Bonds are debt instruments that are sold by a borrower to a lender in exchange for capital. Similar to loans, bonds carry a fixed rate of interest (coupon) that the borrower (bond issuer) pays to the lender (bond investor) until the maturity date, on which the borrower returns the capital to the lender.

Bonds are typically issued or sold by governments and corporations in order to raise capital for funding promising projects. They are bought by investors that are looking to earn a fixed return on their investment, paid at fixed intervals. The predictable nature of return on and return of capital is the reason why bonds are also known as fixed income instruments.
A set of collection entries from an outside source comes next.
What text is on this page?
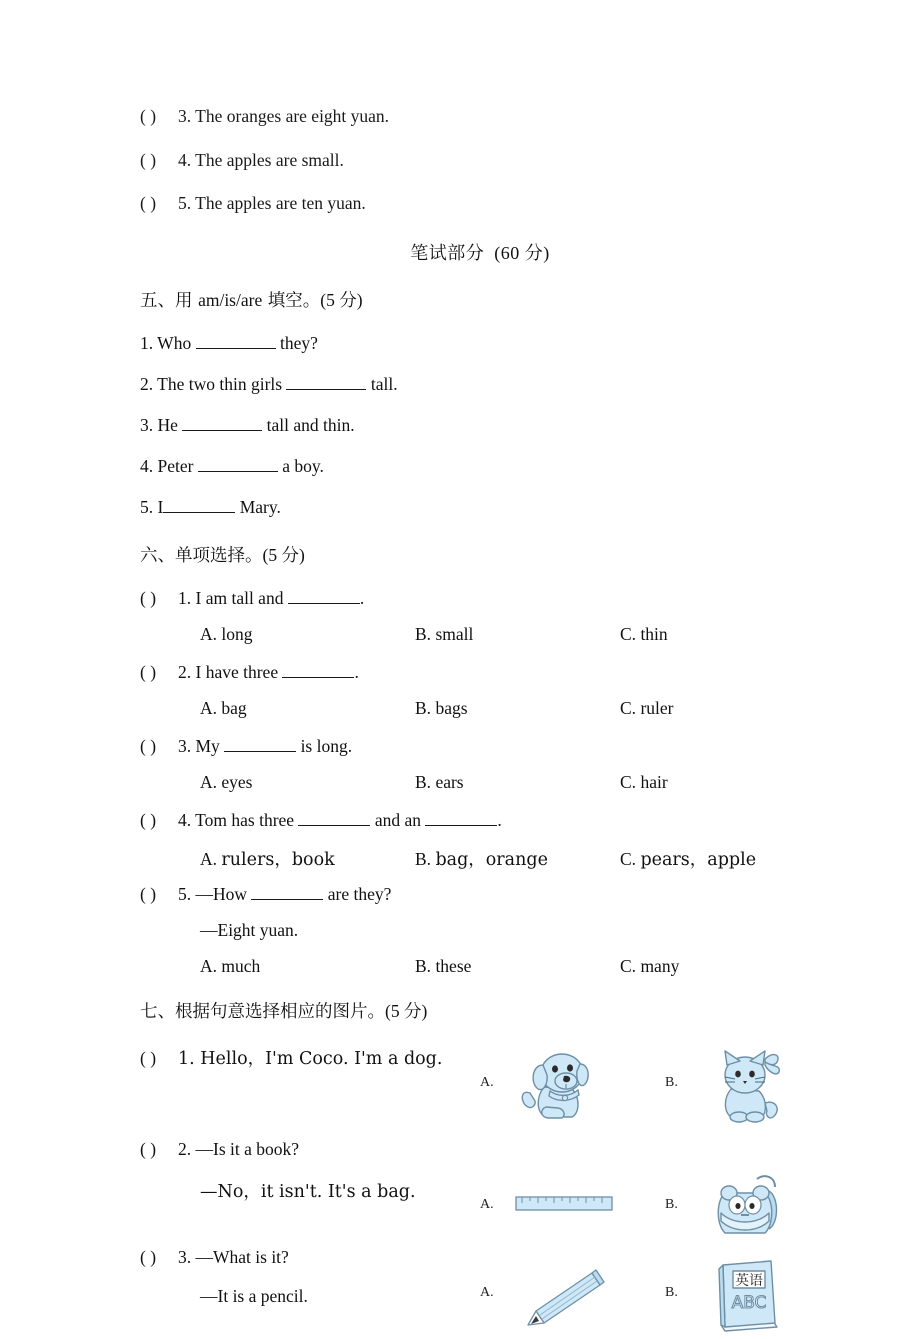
( ) 3. The oranges are eight yuan.
( ) 4. The apples are small.
( ) 5. The apples are ten yuan.
笔试部分 (60 分)
五、用 am/is/are 填空。(5 分)
1. Who	they?
2. The two thin girls	tall.
3. He	tall and thin.
4. Peter	a boy.
5. I	Mary.
六、单项选择。(5 分)
( ) 1. I am tall and	.
A. long	B. small	C. thin
( ) 2. I have three	.
A. bag	B. bags	C. ruler
( ) 3. My	is long.
A. eyes	B. ears	C. hair
( ) 4. Tom has three	and an	.
A. rulers，book	B. bag，orange	C. pears，apple
( ) 5. —How	are they?
—Eight yuan.
A. much	B. these	C. many
七、根据句意选择相应的图片。(5 分)
( ) 1. Hello，I'm Coco. I'm a dog.
A.	B.
( ) 2. —Is it a book?
—No，it isn't. It's a bag.
A.	B.
( ) 3. —What is it?
—It is a pencil.	A.	B.
英语
ABC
The interest or coupon on a bond is inversely proportional to the creditworthiness (ability to pay coupons and principal) of the bond issuer, all else remaining constant. Lower the issuer’s creditworthiness, higher will be the coupon on its bonds. The higher coupon is to compensate investors for taking on greater risk by lending money to an issuer with poor credit quality. To understand this better, let’s compare two bonds that have a similar maturity date.

The Singtel bond has a credit rating of A and a coupon of 2.375%, while the Theta Capital bond has a credit rating of B- and a coupon of 6.75%. The difference in coupon is largely due to the difference in creditworthiness of the two companies, as measured by the credit ratings of the two bonds.